Dr Matt Joslin’s open letter calling upon the NHS to put yoga on prescription had me banging my fist on the table and saying, “Yes, yes yes!” Not because I see yoga as the panacea to treat all health ailments or because I want more students (although that’s always nice). Rather, I know first hand how empowering the practice of yoga is and the transformation that occurs physically and mentally.

Let’s look around our current situation. Obesity is sky rocketing and resulting illnesses such as diabetes, heart problems, cancers are following suit. On the other side of the spectrum, eating disorders such as anorexia amongst teenagers and young adults are increasing with the mental effect of such illnesses diminishing vitality and health both now and in later life. Depression, anxiety, stress, insomnia – most of us have been afflicted by at least one of these states at some point in our lives and we have to face up to the fact that in large part, these have occurred through the life choices we’ve made.

My partner, Christoph Seiland, who is a yoga teacher and doctor recalled his year in vascular surgery. Involving the amputation of feet, hands, and limbs, he said that nearly all patients lying on the operating table was there because of the choices they had made. It may seem like an extreme example, but the snowball effect of one single choice can result in chronic poor health.
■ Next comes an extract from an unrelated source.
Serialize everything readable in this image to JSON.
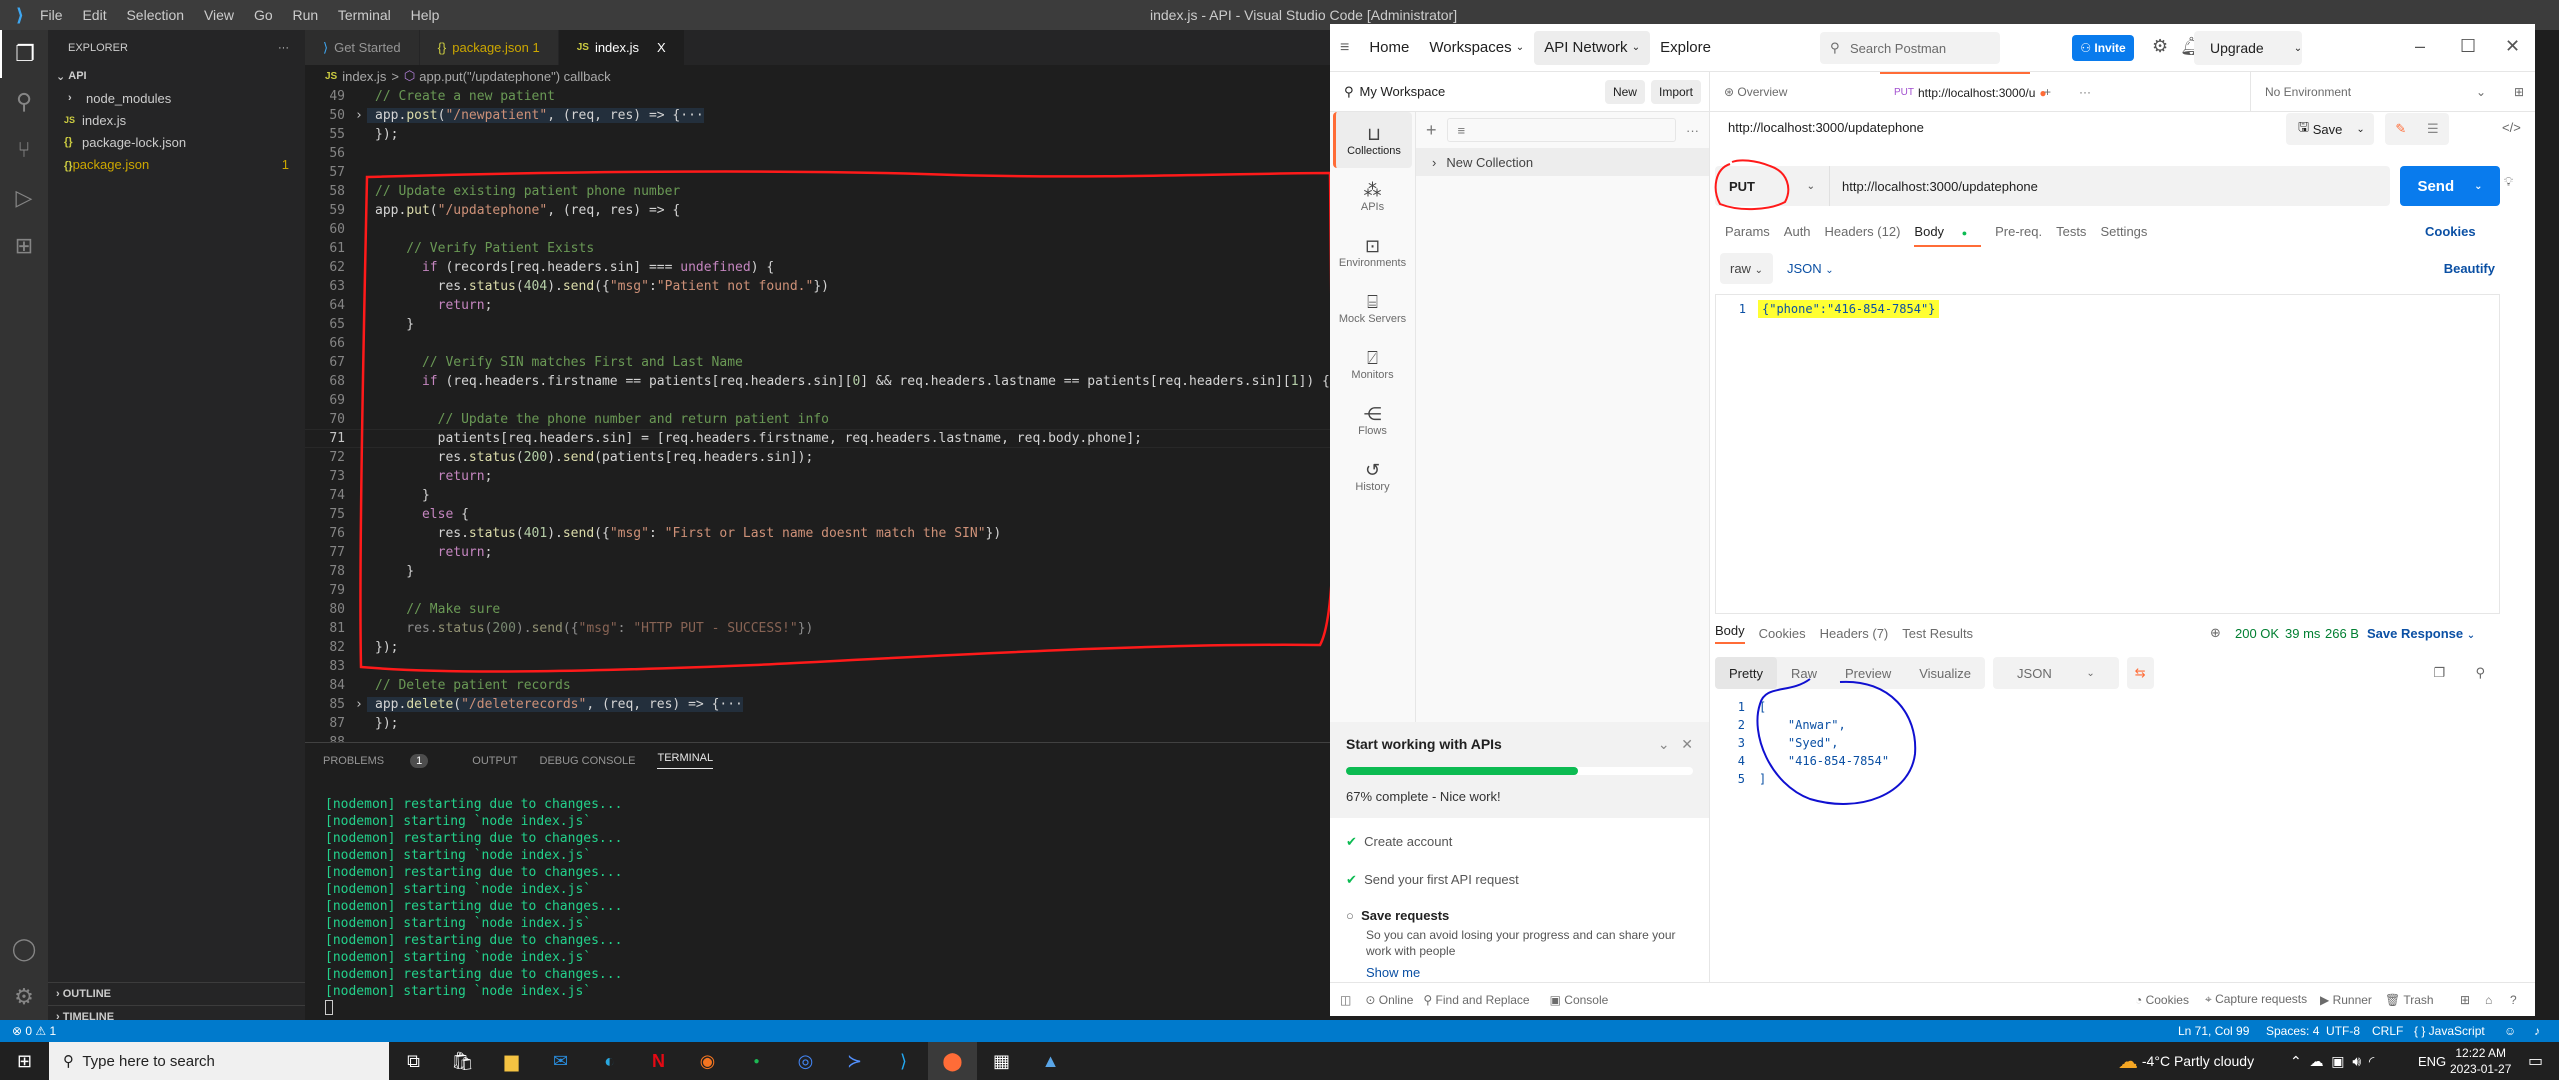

As I write this now, overworked junior doctors have gone one strike for the first time in 40 years against a proposed contract that will see them working longer and harder. It’s easy to blame the Health Secretary, Jeremy Hunt, for imposing such a contract, and sure most of the blame lies at his Whitehall Door, however, what about us? What can we do? Let’s start by looking after ourselves, treating our wonderful bodies with the full respect they deserve. And this is where yoga comes in.

In yoga, we have a mat and a body. We listen intimately to the signals of the body conveyed through muscles or the breath, and we learn to see the discrepancy between what the mind tells us is and isn’t possible and what we are actually able to do. No machines required, the mat can be rolled out at any time, simply manipulating the body to create leverage, weight bearing, and cardiovascular elements. Slowly we cotton on to how bloody brilliant the body is, regular practice takes our hands closer to our toes, and we realise that our volition pays dividends as vitality from within and not an outside substance leaves us feeling lighter, more alert, and most importantly, empowered to make more beneficial choices.

It is this empowerment to make the right choices that cuts through the snowball effect of choices that lead to bad health, and ultimately a strain on NHS services. Whilst living and teaching in Berlin, I noticed a huge contrast to the UK: people are generally leaner and are willing to invest in their health regardless of their income. Recognising the health and mental benefits of yoga, the German health insurance companies (private and state run) reimburse almost 80 percent of the yoga class fee every year or two years. For them, the reimbursement acts as a preventative measure and helps to reduces the costs of hospital stays and treatments – this is probably a huge factor in why so many people in Berlin practised or taught yoga!

I truly believe that optimum health starts from within, and whilst yoga certainly does not make us immune to ill health, it does make us more empowered to be aware of what we are saying yes and no to, and provides a space in which to offer ourselves respect, love, and vitality. We have one body and one life, it is up to us how we choose to live it.